Context is important in a consideration of this standard, including:
- the programme classification
- the time of broadcast (on free-to-air television and radio)
- any pre-broadcast advisories (including warnings)
- the nature of the programme
- the availability of filtering technology and whether availability has been promoted by the broadcaster
- the target audience of the channel/station and of the particular programme or segment
- audience expectations of the channel/station, of the programme or of a particular host or presenter
- other information available to the audience about the programme, including publicity and promos.
In general, for free-to-air television, the standard will only apply during times that children are likely to be watching television. Usually, this will be before and after school up until 8.30pm.

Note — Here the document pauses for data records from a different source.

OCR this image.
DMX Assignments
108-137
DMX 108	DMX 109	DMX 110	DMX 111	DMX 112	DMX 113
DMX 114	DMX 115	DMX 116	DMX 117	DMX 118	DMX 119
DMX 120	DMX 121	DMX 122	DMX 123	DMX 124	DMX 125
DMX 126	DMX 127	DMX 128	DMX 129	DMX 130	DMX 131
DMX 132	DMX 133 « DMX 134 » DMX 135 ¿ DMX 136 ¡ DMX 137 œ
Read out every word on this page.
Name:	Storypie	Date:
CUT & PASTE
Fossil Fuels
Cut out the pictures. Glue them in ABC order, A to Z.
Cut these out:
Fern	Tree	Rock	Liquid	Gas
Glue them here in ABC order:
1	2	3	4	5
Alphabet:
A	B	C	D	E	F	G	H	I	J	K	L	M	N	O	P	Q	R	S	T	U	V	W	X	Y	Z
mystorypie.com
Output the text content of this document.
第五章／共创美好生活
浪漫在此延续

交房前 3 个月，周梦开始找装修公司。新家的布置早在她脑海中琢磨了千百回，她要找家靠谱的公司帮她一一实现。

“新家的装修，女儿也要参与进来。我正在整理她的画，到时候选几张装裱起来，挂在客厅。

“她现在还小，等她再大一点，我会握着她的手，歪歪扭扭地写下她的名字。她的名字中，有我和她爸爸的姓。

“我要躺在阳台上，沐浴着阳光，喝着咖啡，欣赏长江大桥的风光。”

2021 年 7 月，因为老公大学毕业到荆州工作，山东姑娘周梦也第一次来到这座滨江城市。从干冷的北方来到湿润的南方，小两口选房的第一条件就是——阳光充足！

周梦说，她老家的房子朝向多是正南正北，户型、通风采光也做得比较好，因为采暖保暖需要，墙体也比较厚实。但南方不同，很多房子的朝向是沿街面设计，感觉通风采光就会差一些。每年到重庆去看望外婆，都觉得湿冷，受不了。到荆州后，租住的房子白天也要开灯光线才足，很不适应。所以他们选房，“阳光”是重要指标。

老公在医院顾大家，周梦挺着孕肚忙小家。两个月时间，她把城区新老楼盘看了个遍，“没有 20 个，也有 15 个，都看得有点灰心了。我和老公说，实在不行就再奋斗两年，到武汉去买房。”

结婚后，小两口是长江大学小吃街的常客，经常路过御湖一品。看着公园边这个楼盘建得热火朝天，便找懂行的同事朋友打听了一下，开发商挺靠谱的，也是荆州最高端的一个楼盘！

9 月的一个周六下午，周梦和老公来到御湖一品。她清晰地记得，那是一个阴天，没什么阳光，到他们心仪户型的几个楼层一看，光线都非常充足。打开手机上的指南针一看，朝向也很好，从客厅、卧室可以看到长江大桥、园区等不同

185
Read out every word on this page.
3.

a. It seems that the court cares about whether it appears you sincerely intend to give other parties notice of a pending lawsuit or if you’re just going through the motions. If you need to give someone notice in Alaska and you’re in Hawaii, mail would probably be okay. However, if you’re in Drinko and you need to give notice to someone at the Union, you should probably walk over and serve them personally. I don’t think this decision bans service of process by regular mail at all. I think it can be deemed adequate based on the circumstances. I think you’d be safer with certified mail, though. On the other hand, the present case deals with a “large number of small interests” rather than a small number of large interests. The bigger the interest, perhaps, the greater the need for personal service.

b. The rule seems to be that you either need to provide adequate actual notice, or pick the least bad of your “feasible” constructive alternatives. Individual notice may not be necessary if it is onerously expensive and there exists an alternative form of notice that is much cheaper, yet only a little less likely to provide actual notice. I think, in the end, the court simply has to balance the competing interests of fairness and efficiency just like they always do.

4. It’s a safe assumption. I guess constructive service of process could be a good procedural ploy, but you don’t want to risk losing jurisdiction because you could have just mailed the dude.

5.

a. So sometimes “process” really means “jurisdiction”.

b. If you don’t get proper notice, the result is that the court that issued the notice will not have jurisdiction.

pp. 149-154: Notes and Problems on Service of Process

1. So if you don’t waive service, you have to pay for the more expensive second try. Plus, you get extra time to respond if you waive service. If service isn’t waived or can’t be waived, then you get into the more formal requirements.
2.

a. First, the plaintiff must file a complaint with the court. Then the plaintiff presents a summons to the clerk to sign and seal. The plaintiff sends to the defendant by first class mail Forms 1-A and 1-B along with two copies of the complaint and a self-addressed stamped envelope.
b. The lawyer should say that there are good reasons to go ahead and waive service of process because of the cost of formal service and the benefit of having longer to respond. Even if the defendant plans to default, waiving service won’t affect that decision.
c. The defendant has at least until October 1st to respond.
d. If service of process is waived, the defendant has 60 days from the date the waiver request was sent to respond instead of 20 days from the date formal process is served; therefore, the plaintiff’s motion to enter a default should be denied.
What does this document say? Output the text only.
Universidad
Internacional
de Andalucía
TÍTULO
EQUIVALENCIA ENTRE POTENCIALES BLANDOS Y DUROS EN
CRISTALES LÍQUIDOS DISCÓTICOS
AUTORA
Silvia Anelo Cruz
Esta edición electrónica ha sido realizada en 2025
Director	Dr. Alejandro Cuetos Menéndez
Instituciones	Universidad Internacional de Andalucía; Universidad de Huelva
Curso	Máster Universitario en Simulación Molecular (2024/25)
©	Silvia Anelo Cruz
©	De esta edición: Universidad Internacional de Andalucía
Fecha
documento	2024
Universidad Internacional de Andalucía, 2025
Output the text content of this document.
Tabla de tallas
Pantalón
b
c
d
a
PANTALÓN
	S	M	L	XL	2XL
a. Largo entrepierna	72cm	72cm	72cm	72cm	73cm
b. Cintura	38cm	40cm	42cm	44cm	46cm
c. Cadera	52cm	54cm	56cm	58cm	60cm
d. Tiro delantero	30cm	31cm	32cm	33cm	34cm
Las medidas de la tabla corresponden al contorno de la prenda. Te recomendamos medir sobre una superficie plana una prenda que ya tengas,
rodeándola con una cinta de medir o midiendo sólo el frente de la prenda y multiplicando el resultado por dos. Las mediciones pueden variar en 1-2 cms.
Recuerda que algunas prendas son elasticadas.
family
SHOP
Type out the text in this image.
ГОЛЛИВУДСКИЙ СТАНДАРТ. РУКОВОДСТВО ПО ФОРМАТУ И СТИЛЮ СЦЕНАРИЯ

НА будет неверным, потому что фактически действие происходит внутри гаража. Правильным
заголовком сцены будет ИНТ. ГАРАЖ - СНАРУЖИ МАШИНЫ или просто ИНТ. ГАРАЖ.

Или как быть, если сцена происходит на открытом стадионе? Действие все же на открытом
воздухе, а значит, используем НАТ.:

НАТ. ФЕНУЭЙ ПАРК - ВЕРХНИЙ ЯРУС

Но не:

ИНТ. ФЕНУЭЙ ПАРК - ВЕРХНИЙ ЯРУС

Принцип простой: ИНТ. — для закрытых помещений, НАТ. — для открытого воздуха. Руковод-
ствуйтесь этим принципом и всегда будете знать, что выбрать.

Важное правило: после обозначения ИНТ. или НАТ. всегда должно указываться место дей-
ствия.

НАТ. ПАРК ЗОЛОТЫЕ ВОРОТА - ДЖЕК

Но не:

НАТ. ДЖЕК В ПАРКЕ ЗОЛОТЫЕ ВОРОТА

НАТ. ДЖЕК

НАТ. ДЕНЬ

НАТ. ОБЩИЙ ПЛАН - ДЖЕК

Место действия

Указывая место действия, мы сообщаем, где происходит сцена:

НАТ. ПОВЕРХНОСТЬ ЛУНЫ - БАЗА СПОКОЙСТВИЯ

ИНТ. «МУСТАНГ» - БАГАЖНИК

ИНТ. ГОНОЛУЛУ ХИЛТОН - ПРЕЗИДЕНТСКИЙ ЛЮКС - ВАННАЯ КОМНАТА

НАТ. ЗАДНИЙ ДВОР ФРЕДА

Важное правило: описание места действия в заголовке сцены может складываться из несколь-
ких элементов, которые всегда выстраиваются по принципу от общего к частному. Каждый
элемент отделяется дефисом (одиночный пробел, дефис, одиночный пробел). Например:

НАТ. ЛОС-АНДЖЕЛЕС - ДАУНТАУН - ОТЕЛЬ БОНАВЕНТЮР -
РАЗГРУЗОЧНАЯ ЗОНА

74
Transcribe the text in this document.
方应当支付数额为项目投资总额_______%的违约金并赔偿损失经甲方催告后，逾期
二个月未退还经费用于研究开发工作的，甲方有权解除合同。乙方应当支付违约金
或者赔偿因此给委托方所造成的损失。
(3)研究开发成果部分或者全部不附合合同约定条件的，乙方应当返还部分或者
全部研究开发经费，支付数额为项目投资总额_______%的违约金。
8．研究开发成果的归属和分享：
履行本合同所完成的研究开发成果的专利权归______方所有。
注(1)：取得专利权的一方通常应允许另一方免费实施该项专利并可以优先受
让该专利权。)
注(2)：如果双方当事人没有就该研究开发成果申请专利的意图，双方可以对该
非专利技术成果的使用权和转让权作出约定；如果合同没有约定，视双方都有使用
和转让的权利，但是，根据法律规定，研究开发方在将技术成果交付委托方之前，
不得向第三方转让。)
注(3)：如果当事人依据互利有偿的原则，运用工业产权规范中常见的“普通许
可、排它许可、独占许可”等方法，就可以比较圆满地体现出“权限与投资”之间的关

Broadcasters should also carefully consider children’s interests when determining the level of M content to be screened during the transition from G or PG programming into M, 16 or 18 time.
On free to air television, children’s interests are served in a number of ways including through timebands, the availability of filtering technology which allows parents and caregivers to block certain content, which then requires a PIN number to be entered in order to unblock that content; and appropriate classification, the use of advisories (including warnings) and the appropriate scheduling of programmes.
There are no prescribed timebands on radio or on pay television as there are on free-to-air television. On radio, the standard will generally only apply during times that children are likely to be listening to the radio (for example, before and after school, and usually up until 8.30pm on weekdays, and on weekends).
On pay television, children’s interests are served through channels specifically targeted at niche audiences, and the availability of filtering technology which allows parents and caregivers to block certain content, which then requires a PIN number to be entered in order to unblock that content.
We recognise that it is not possible or practicable for broadcasters to shield children from all potentially unsuitable content. The objective is to allow broadcasters to broadcast to a wide audience – or in the context of pay television, to offer a wide range of content to niche audiences who choose to subscribe to special channels – while taking reasonable steps to protect children through adequate information for viewers and listeners, and through the availability of filtering technology. We expect all broadcasters who utilise filtering technology, or other means of controlling access to broadcast content, to provide information to viewers about the availability of this technology and how to use it.
The children’s interests standard is related to the good taste and decency standard and the programme information standard, which take into account the same contextual factors. However, there are differences in focus. The focus of this standard is on harm that may be unique to children; content that could be considered harmful to children may not be harmful or unexpected when considering the audience in general. Thus, the children’s interests standard may be more rigorous than the general good taste and decency standard.